Micheline and husband Sean

Sean Connery took a back seat as his Wife Micheline stepped into the limelight with an exhibition of 14 of her
paintings at thye National Museum of Woman in the Arts in Washington. "I've had such a hectic life with Sean
that until now I've had no time to show or sell any of my work" She said "I'm very excited and a little
nervous about the whole thing"
Although she abandoned a successful career as an artist when she met Sean in1970, Micheline continued to paint privately and amoung her works on dispaly are a 1985 portrait of Sean's son Jason - and Micheline's personal favourite - one of the Bond Actor snoozing in a chair in his dressing gown.


"I like painting Sean very much, showing the changes over the years" reveals Micheline. "He still has a great face. He has just aged so well"
The couple's four children from previous marraiges all flew in to attend the opening, while Sean hired a private plane from Toronto - where he is filming Finding Forrester - for his Wife's special day.

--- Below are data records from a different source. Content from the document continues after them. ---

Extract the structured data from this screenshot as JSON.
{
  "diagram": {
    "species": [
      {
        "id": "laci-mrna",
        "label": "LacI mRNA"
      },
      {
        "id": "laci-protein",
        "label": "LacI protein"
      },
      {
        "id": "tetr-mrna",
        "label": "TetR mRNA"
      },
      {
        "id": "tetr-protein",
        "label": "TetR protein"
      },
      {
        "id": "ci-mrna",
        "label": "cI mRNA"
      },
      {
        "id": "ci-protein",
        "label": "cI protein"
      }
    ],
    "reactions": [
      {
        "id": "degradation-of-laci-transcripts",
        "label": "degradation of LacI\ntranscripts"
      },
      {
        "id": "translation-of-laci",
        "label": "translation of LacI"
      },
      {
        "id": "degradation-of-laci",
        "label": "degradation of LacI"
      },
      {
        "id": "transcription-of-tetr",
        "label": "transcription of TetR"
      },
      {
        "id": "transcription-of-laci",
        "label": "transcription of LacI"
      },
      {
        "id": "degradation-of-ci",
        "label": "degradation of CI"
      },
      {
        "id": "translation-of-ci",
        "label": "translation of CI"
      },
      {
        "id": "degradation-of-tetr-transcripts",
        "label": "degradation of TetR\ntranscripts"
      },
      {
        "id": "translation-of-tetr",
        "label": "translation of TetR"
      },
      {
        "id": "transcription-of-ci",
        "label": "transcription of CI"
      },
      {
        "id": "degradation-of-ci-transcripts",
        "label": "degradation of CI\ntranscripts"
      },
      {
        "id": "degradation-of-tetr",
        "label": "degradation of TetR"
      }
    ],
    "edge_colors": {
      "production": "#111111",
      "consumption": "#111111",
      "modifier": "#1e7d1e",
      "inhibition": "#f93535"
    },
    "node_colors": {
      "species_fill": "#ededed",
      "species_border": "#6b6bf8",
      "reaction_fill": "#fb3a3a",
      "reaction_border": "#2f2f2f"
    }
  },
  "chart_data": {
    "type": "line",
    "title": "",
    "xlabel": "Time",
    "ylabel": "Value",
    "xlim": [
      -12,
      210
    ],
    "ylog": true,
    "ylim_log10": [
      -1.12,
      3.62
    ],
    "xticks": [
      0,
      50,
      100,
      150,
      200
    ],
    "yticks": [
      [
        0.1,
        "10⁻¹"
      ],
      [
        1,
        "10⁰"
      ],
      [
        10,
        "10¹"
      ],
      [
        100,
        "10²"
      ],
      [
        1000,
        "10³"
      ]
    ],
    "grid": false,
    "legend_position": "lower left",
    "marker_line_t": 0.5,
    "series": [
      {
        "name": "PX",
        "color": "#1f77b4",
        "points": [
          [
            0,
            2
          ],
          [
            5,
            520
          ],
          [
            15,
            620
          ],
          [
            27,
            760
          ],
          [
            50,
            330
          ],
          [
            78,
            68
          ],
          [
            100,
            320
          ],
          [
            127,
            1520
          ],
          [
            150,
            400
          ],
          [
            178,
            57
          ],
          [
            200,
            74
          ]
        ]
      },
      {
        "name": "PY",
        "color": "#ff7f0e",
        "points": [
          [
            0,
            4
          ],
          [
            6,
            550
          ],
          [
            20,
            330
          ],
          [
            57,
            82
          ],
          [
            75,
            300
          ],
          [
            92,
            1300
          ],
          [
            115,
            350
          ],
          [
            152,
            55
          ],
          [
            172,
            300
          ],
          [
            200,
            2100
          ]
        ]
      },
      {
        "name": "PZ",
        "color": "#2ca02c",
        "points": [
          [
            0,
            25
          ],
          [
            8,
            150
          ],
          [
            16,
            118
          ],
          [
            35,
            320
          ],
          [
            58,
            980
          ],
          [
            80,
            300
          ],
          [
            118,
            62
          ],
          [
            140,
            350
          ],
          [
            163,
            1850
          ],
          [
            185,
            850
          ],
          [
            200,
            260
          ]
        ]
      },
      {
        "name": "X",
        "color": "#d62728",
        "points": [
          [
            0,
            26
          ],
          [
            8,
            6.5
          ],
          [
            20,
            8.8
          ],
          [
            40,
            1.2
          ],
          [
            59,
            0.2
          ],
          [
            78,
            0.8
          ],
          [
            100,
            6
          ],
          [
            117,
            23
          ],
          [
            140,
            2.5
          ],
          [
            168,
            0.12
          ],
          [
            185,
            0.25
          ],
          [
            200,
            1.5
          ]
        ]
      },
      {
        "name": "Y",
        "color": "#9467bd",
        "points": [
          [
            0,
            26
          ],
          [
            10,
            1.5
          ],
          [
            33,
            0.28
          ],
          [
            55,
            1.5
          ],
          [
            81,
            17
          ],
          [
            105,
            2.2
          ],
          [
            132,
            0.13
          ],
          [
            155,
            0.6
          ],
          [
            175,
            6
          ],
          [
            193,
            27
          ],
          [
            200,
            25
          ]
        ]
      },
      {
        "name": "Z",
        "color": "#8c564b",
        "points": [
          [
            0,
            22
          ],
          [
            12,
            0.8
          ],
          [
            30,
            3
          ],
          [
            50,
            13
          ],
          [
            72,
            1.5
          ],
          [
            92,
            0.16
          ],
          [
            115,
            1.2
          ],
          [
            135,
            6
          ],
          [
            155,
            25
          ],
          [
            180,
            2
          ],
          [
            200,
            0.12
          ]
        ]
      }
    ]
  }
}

Nice to see the name on the exhibition


Micheline Roquebrune Connery, actor Sean Connery's wife took more than 30 of her
paintings to a Rome show
May 31, 2001
Actor Sean Connery's wife for three decades, Tunisian-born Micheline Roquebrune Connery, took more than 30 of her
paintings to a Rome show Wednesday, where the first on-screen James Bond for once plays only second fiddle. "I'm
perfectly happy in my supporting role, that's the reason why I'm here," Connery said at a press conference
a day before the official opening of the art show.
"I'm very small, but in my head I'm six-foot-two," the attractive artist said as journalists wondered
about her life in the shadow of a Hollywood giant. To which the towering actor replied: "To be in the shadow
of my wife would need a strange configuration of the sun."
Roquebrune Connery said she started painting well before she first met the actor in Morocco in 1970. The show inside
Italy's national monument, the Vittoriano, features prominently next to an exhibition of Magritte paintings, said
to be the most popular in Italy so far this year.
Roquebrune Connery uses vivid but also pastel colors in her paintings, many of them portraits, which often have
a joyful Mediterranean touch. "I don't like sad paintings," said the artist, herself impressed by what
she called "the staggering color of Rome", with its clear summer light, deep blue sky and "ambiance
of energy, strength and joy."
"I'm a Mediterranean and that's represented in my paintings," she said. Roquebrune Connery paintings
have been on show in Chicago, Athens and France and also made it to the National Museum of Women in the Arts in
Washington. The Rome show will run through June 10.